Computer intruders are employing more sophisticated techniques to compromise computer systems. Once compromised, in most cases, intruders install remote terminal software to ensure continued, undetectable access to the victim site bypassing standard system audit and security features.

Detection of this type of intruder activity posed a problem for investigators during a computer intrusion investigation that was recently prosecuted in Australia. With the increase in the availability of this type of software to intruders, it's installation poses a significant problem to both the detection of, and monitoring of an intruder's activities.

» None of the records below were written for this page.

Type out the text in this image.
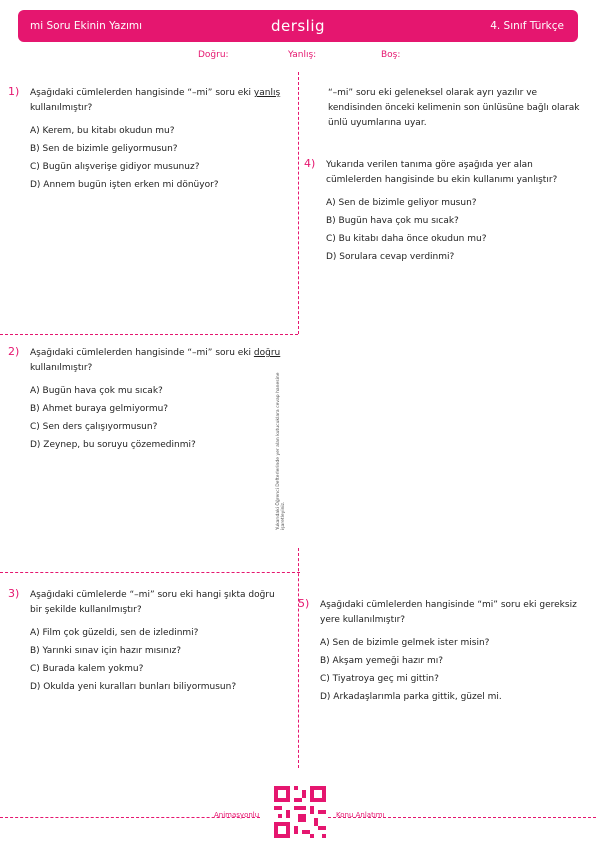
mi Soru Ekinin Yazımı	derslig	4. Sınıf Türkçe
Doğru:	Yanlış:	Boş:
1) Aşağıdaki cümlelerden hangisinde “–mi” soru eki yanlış kullanılmıştır?

A) Kerem, bu kitabı okudun mu?

B) Sen de bizimle geliyormusun?

C) Bugün alışverişe gidiyor musunuz?

D) Annem bugün işten erken mi dönüyor?

“–mi” soru eki geleneksel olarak ayrı yazılır ve kendisinden önceki kelimenin son ünlüsüne bağlı olarak ünlü uyumlarına uyar.

4) Yukarıda verilen tanıma göre aşağıda yer alan cümlelerden hangisinde bu ekin kullanımı yanlıştır?

A) Sen de bizimle geliyor musun?

B) Bugün hava çok mu sıcak?

C) Bu kitabı daha önce okudun mu?

D) Sorulara cevap verdinmi?

2) Aşağıdaki cümlelerden hangisinde “–mi” soru eki doğru kullanılmıştır?

A) Bugün hava çok mu sıcak?

B) Ahmet buraya gelmiyormu?

C) Sen ders çalışıyormusun?

D) Zeynep, bu soruyu çözemedinmi?	Yukarıdaki Öğrenci Defterlerinde yer alan kutucuklara cevap hanesine işaretleyiniz.
3) Aşağıdaki cümlelerde “–mi” soru eki hangi şıkta doğru bir şekilde kullanılmıştır?

A) Film çok güzeldi, sen de izledinmi?

B) Yarınki sınav için hazır mısınız?

C) Burada kalem yokmu?

D) Okulda yeni kuralları bunları biliyormusun?

5) Aşağıdaki cümlelerden hangisinde “mi” soru eki gereksiz yere kullanılmıştır?

A) Sen de bizimle gelmek ister misin?

B) Akşam yemeği hazır mı?

C) Tiyatroya geç mi gittin?

D) Arkadaşlarımla parka gittik, güzel mi.

Animasyonlu	Konu Anlatımı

This paper discusses an approach to the analysis of network traffic to detect the presence of unauthorised and anomalous network services. The aim of the project is the development of a network connection signature for common network services, therefore allowing connection type recognition independent of the port information. The specific service signatures can then be used to correlate port information with observed connection types facilitating the detection of anomalous and unauthorised network connections.

The detection of any anomalous connections may indicate the presence of unauthorised modifications to the remote host or the installation of illicit remote terminal software on that system.

A modified neural network was used to analyse the network traffic captured for the experiment. Apart from it's learning and generalisation properties, the neural network engine lends the application the ability to adapt to the different network environments on which the software may be employed.